There was a thread (with lots of input from bagginsbill) where he discovered what you need to do to get translucence working correctly with point/spot/infinite lights (it simply doesn't work with IBL). The key was to use two diffuse nodes with normals forward and duplicate image maps. That's the only reason for using Alt Diffuse in the shader.

Unfortunately I can't find the thread at present. RDNA and/or SM forum I think.
 

3dcheapskate

Brilliant
By the way, the Clump1 OBJ has 704 vertices/176 faces and the Clump 2 OBJ has 576v/176f so 38,016 vertices/9,504 faces max for all the grass.
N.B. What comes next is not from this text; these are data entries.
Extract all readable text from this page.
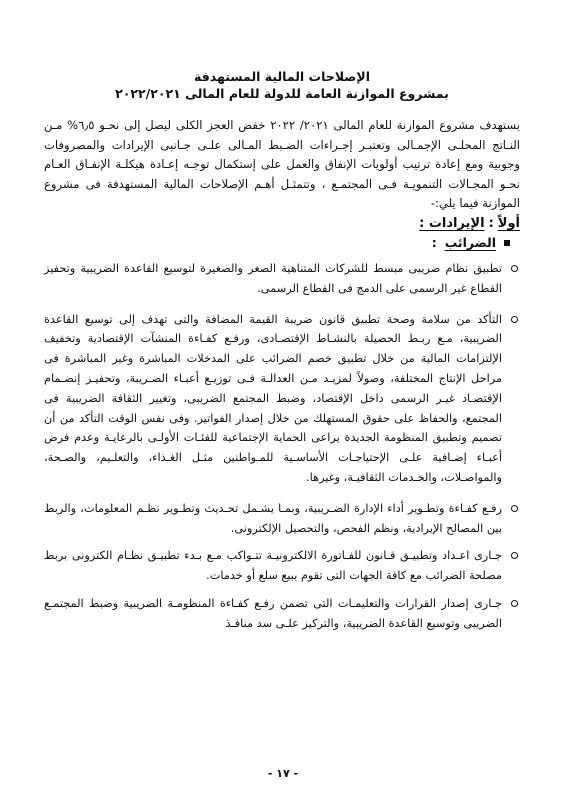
الإصلاحات المالية المستهدفة

بمشروع الموازنة العامة للدولة للعام المالى ٢٠٢٢/٢٠٢١

يستهدف مشروع الموازنة للعام المالى ٢٠٢١/ ٢٠٢٢ خفض العجز الكلى ليصل إلى نحـو ٦٫٥% مـن النـاتج المحلـى الإجمـالى وتعتبـر إجـراءات الضـبط المـالى علـى جـانبى الإيرادات والمصروفات وجوبية ومع إعادة ترتيب أولويات الإنفاق والعمل على إستكمال توجـه إعـادة هيكلـة الإنفـاق العـام نحـو المجـالات التنمويـة فـى المجتمـع ، وتتمثـل أهـم الإصلاحات المالية المستهدفة فى مشروع الموازنة فيما يلي:-

أولاً
:
الإيرادات :
الضرائب
:
تطبيق نظام ضريبى مبسط للشركات المتناهية الصغر والصغيرة لتوسيع القاعدة الضريبية وتحفيز القطاع غير الرسمى على الدمج فى القطاع الرسمى.
التأكد من سلامة وصحة تطبيق قانون ضريبة القيمة المضافة والتى تهدف إلى توسيع القاعدة الضريبية، مـع ربـط الحصيلة بالنشـاط الإقتصـادى، ورفـع كفـاءة المنشآت الإقتصادية وتخفيف الإلتزامات المالية من خلال تطبيق خصم الضرائب على المدخلات المباشرة وغير المباشرة فى مراحل الإنتاج المختلفة، وصولاً لمزيـد مـن العدالـة فـى توزيـع أعبـاء الضـريبة، وتحفيـز إنضـمام الإقتصـاد غيـر الرسمى داخل الإقتصاد، وضبط المجتمع الضريبى، وتغيير الثقافة الضريبية فى المجتمع، والحفاظ على حقوق المستهلك من خلال إصدار الفواتير. وفى نفس الوقت التأكد من أن تصميم وتطبيق المنظومة الجديدة يراعى الحماية الإجتماعية للفئـات الأولـى بالرعايـة وعدم فرض أعبـاء إضـافية علـى الإحتياجـات الأساسـية للمـواطنين مثـل الغـذاء، والتعلـيم، والصـحة، والمواصـلات، والخـدمات الثقافيـة، وغيرها.
رفـع كفـاءة وتطـوير أداء الإدارة الضـريبية، وبمـا يشـمل تحـديث وتطـوير نظـم المعلومات، والربط بين المصالح الإيرادية، ونظم الفحص، والتحصيل الإلكترونى.
جـارى اعـداد وتطبيـق قـانون للفـاتورة الالكترونيـة تتـواكب مـع بـدء تطبيـق نظـام الكترونى بربط مصلحة الضرائب مع كافة الجهات التى تقوم ببيع سلع أو خدمات.
جـارى إصدار القرارات والتعليمـات التى تضمن رفـع كفـاءة المنظومـة الضريبية وضبط المجتمـع الضريبى وتوسيع القاعدة الضريبية، والتركيز علـى سد منافـذ
- ١٧ -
When this is complete I think I'll call it "Who Cares If It's Instancing ?" ;)
 

Ken1171

Esteemed
Contributing Artist
I believe we don't need to fight translucency when rendering with PBR in Superfly. AO is a simpler (and quicker) way to fake GI shadows in Firefly, but with PBR we get the real thing - no need for jumping hoops to fake anything. Since Superfly became available, I have been finding it much simpler to create shaders exactly for that reason. With Firefly we had to fake and simulate lots of things, making shaders more complex than they need to be nowadays.
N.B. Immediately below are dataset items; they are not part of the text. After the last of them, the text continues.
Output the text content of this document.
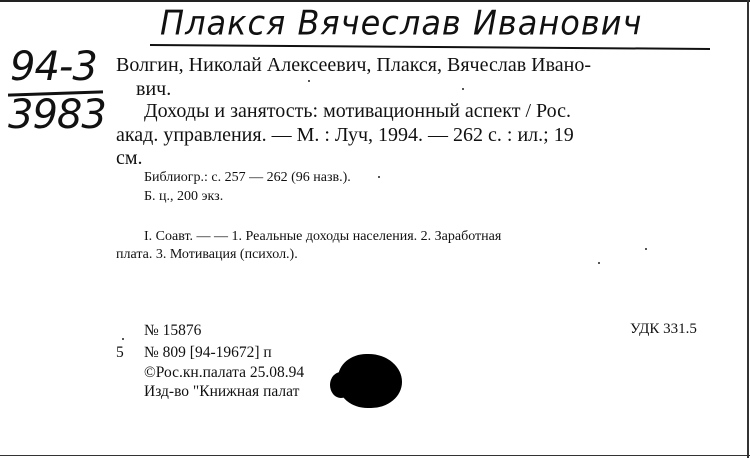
Плакся Вячеслав Иванович
94-3
3983
Волгин, Николай Алексеевич, Плакся, Вячеслав Ивано-
вич.
Доходы и занятость: мотивационный аспект / Рос.
акад. управления. — М. : Луч, 1994. — 262 с. : ил.; 19
см.
Библиогр.: с. 257 — 262 (96 назв.).
Б. ц., 200 экз.
I. Соавт. — — 1. Реальные доходы населения. 2. Заработная
плата. 3. Мотивация (психол.).
№ 15876	УДК 331.5
5 № 809 [94-19672] п
©Рос.кн.палата 25.08.94
Изд-во "Книжная палат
By the way, the Clump1 OBJ has 704 vertices/176 faces and the Clump 2 OBJ has 576v/176f so 38,016 vertices/9,504 faces max for all the grass.

If you render in Poser with Octane, it comes with built-in tools for instancing and scattering. I remember creating a Poser animation with it where I have populated a whole forest with just 1 tree. In another scene (done in Vue) I have put 10 thousand bunnies on a terrain with color, size, and pose variations. In memory it only needed space for a single one.

Instancing is awesome, and it starts with mesh like you are making here! ^____^
 

Ken1171

Esteemed
Contributing Artist
A bit on the Poser Python side, is there an "easy" way to copy the materials from one prop to another? Or do we have to scan for every node and replicate them on the other prop by hand? I am trying to duplicate a prop in code, and now it's only missing the materials.
 

phdubrov

Noteworthy
Contributing Artist
SaveMaterialSet - LoadMaterialSet

actor SaveMaterialCollection LoadMaterialCollection
 

Ken1171

Esteemed
Contributing Artist
Oh, so we can only open/save files from disk (the library)? There is no way to assign a shader node to another? I mean, when we use Object -> Duplicate, it doesn't ask us for a material preset. It duplicates the one from the object itself.